EDEMEN: MB FAİZLERİ DÜŞÜRÜYOR, ÖZEL BANKALAR YÜKSELTİYOR
Diyarbakır Sanayici ve İş İnsanları Derneği (DİSİAD) Başkanı Nurullah Edemen, döviz dalgalanmaları ve faiz oranlarının iş sektörünü olumsuz etkilediğini söyledi. “Merkez Bankası nezdinde her ne kadar faiz oranları düşmüşse de, reel sektörde, piyasada bir düşüş kaydetmedi” ifadelerini kullanan Edemen, “Bankalar tam tersine oranın çok üstünde faiz oranlarını uyguluyorlar. Özellikle 6 ay ve üstündeki ticari kredilere 28-30 bandında kredi veriyorlar. Merkez Bankasında faiz düşmeden önce bu oran daha düşüktü. Kamu bankalarında finansa erişim, kaynak oluşturmada sıkıntı var. Hem faiz oranlarının yüksek olması, hem de döviz kurlarının çok yüksek olmasından kaynaklı biz ticaret yapamaz hale geldik. Özellikle üretim yapan firmalar çok ciddi sıkıntı içinde” ifadelerini kullandı.

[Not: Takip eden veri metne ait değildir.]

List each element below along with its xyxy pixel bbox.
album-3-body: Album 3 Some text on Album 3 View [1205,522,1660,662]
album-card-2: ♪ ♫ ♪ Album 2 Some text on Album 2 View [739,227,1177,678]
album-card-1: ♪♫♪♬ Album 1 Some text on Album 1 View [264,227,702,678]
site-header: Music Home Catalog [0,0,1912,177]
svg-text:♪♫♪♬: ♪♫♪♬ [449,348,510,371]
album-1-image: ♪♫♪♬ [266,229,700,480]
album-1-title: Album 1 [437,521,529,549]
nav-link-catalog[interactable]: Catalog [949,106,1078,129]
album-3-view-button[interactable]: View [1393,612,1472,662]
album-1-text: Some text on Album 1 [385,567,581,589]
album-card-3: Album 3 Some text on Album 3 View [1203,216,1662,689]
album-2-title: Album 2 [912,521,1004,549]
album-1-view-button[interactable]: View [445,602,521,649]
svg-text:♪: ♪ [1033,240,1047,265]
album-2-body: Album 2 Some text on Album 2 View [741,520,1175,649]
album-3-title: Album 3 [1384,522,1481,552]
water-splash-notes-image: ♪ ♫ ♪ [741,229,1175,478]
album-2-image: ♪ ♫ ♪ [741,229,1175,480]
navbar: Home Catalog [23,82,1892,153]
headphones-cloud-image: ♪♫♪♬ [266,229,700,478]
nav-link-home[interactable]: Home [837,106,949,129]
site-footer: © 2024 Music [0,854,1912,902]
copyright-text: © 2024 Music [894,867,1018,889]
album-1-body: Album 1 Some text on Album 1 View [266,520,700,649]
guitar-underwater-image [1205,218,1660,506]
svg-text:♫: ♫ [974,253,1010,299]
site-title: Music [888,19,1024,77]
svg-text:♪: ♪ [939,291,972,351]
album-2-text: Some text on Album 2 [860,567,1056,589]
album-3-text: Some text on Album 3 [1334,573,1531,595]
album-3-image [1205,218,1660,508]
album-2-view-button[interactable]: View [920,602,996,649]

'TAAHÜT EDİLEN ASGARİ ÜCRET ORANINI KİMSE KARŞILAYAMAZ'
Edemen, iş sektörünün yaşadığı finans sorununa iktidarın taahhüt ettiği ancak kendilerinin altında kalkamayacağı taahhütler de eklendiğini söyledi. En son memur maaşlarına yüzde 30-35 bandında zam yapıldığı açıklandığını hatırlatan Edemen, “Doğru bu yapılması gerekir ama bunun altının sağlam bir şekilde doldurulması gerekir. Yüzde 30-35 zammı hazineye çok ciddi bir kaynak yükü getiriyor. Kaynak yoksa bu zam nasıl yapılacağını merak ediyorum. Birde iş dünyasını, hatta her esnafı ilgilendiren asgari ücret tespiti var. Cumhurbaşkanı asgari ücretin 4 binin altında olmayacağı gibi bir taahhütte bulunmuştu kamuoyuna. Tamam problem yok olsun, 5 binde olsun. Peki iş veren üstündeki bu yük nasıl finanse edilecek? Bu günkü piyasa koşullarında herhangi bir işverenin 4 bin TL asgari ücreti, bu ülke koşullarında karşılayabilmesi mümkün değil. Bunun bir an önce açıklanması gerekiyor” dedi.
'ESNAF BİRİKEN KREDİLERİNİ ÖDEYEMEYECEK DURUMDA'
Diyarbakır başta olmak üzere esnafın iş yapamaz hale geldiğini ifade eden Edemen, birçok esnafın çeklerini ödeyemediğini söyledi. Esnafın bankalarda biriken kredi taksitlerini dahi ödeyemeyecek durumda olduğunu ifade eden Edemen’de krizin asıl etkisinin Ocak ayı itibari ile hissedilebileceğini söyledi. Şu anda sadece birkaç kalemde yaşanan fiyat artışının halka yansıdığını ifade eden Edemen, bu krizin etkisinin daha da artacağını belirterek hükümetin bu konuda mutlaka adım atmasını istedi.